I've asked to at least include Gnome Shells fixes on Gala and Cinnamon as well by default(note, I don't use Cinnamon, only test now and then). If that gets some response, I'll go on with more things to report, but I don't see much that traction in non game bugs.
I mentioned KWin to show you one(of many) example where developers have to treat Catalyst as a special case. Compiz also does that a LOT. Don't you think something is wrong with that?
In "no hacks mode" I can't even take proper screenshots(they might show the background, they might show an application that was previously open, weird stuff). Is that a window manager problem too? Again Catalyst specific.
Certainly everyone is broken and Catalyst follows everything to the letter, but most applications are apparently also developed in a broken way. Do you think that's how it is?

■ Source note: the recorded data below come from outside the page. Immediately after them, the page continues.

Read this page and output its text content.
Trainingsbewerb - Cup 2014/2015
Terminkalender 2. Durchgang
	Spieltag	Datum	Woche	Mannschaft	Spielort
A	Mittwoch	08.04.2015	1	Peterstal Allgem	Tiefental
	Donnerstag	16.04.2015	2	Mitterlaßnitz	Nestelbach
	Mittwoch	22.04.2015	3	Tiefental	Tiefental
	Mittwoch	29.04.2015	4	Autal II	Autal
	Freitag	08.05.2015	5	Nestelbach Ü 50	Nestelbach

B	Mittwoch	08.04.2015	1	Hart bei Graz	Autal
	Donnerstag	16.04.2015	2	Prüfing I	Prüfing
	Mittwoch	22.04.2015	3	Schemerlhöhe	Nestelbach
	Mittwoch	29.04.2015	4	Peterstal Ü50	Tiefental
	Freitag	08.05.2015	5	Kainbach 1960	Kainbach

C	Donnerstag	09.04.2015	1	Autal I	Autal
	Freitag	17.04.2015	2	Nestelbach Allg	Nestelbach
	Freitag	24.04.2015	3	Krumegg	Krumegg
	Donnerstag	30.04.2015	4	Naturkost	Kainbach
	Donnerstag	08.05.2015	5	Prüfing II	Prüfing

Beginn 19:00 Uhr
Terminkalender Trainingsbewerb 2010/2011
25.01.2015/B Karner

I am not an opensource driver fanatic, but at least the open drivers seem to (mostly) work without bugs when a spec is implemented. At least they are implemented properly I mean and no application specific hacks are used. Certainly I can't say quite the same for nvidia. But can you claim that such a different behavior just by renaming an executable file is not rational from a properly working driver. Past experiments have shown certain OpenGL extensions to be available or not depending on the name of application(let's say compiz). I haven't tested much on that now(not enough knowledge on my part), but I hope it's not as bad as it used to. Because having GLX_EXT_texture_from_pixmap or whatever(I don't completely recall the name of the extension) only when you're named compiz(probably a few other names as well) is pretty wrong from my point of view at least. (And racist, lol)
Btw, that's a bugfix update for Shell/libmutter, still it should be backported, but who am I who know whatever genius versioning system they'd use.
May I suggest an experiment. Copy "gnome-shell" executable to a file with another name. Run "/path/to/new-name --replace". See how well it runs on Catalyst now that application specific bug was fixed. You can try it with other wm's too. Maybe it runs fine, maybe not, who knows.